LARGE swathes of countryside will be destroyed by a plan earmarking sites for gravel and mineral extraction, county council chiefs were warned.
The ruling Cabinet yesterday approved changes to the 20-year draft Minerals and Waste Plan which sparked nearly 2,000 letters of protest.
Under the plan, up to 200,000 tonnes of gravel per year could still be extracted from the former Hamble Airfield and 700,000 sq m of land dug up at Purple Haze.
The changes were in response to recommendations from a Government- appointed planning inspector who held a public inquiry into the plan.
However, most were minor and no sites major sites were ruled out.
Campaigners battling to protect Hamble and Purple Haze had spoken at a two-week hearing in Winchester last June when planning inspector Andrew Freeman had examined the minerals and waste plan for “soundness”.
Concerns included loss of green space, damage to environmentally sensitive areas, noise, dust and extra lorry movements.

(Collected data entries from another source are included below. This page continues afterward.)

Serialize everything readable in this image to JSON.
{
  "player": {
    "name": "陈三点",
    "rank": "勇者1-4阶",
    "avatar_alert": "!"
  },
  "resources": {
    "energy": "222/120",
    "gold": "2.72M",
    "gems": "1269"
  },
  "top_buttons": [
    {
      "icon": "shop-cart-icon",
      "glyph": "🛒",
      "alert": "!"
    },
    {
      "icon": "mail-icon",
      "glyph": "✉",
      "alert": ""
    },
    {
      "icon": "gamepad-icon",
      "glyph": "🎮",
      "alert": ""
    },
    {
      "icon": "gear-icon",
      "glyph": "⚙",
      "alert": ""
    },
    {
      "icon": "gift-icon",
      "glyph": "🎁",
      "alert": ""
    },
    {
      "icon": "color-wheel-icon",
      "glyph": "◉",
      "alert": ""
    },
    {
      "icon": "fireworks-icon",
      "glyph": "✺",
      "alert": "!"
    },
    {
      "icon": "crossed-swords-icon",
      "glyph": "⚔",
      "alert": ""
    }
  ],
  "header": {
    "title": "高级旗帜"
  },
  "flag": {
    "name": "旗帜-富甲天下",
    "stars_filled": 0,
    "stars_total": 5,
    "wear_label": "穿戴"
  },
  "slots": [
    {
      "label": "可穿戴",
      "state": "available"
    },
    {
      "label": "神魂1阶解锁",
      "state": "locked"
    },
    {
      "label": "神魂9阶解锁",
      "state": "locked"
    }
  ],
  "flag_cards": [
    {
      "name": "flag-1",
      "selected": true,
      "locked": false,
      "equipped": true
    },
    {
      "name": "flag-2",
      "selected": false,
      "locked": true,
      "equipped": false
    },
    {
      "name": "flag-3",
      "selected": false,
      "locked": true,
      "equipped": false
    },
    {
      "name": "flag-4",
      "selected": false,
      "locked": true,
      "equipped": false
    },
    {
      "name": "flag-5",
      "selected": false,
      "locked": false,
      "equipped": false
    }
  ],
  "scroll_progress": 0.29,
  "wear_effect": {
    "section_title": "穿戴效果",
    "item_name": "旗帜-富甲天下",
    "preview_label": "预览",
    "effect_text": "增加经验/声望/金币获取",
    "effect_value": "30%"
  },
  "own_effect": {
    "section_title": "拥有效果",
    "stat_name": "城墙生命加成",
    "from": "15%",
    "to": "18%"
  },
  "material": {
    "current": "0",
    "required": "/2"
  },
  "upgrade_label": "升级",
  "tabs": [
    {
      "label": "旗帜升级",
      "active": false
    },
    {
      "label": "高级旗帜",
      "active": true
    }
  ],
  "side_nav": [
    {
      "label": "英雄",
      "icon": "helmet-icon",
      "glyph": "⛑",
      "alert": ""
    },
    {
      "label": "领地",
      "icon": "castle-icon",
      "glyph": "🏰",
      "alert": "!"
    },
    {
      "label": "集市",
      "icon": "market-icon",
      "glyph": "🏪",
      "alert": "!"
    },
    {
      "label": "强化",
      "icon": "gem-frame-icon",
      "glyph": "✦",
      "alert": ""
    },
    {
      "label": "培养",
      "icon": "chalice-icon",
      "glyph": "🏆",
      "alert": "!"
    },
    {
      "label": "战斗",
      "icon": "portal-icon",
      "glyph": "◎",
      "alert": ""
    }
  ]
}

Councillor Keith House , leader of the Liberal Democrat opposition group on the county council, said: “These two sites are fundamental to the plan which is why technically it may be sound but it does not meet the needs of the people of Hampshire because it is environmental destruction.”
Councillor House, who is also leader of Eastleigh Borough Council, also claimed a policy which allowed unallocated sites to be considered for development if there was a shortfall in supply was a “blank cheque for every other site that has been discarded to be opened up”.
However, there was relief for campaigners battling to protect a farm site at Shootash, near Romsey , from gravel extraction as it is still excluded despite calls by Raymond Minerals Brown Recycling Ltd for the site to be put back on the list.
Meanwhile, changes included moving the area earmarked for the supply of brick-making clay at Michelmersh Brickworks to include School House Field and Hillside Field.
environment boss Councillor Mel Kendal said the aim was to produce 1.6 million tonnes of aggregates per year – “considerably less” than recommended by the South East Plan (2.6 million tonnes) which the Government plans to revoke.
He stressed developers would still have to obtain planning permission before sites could be developed.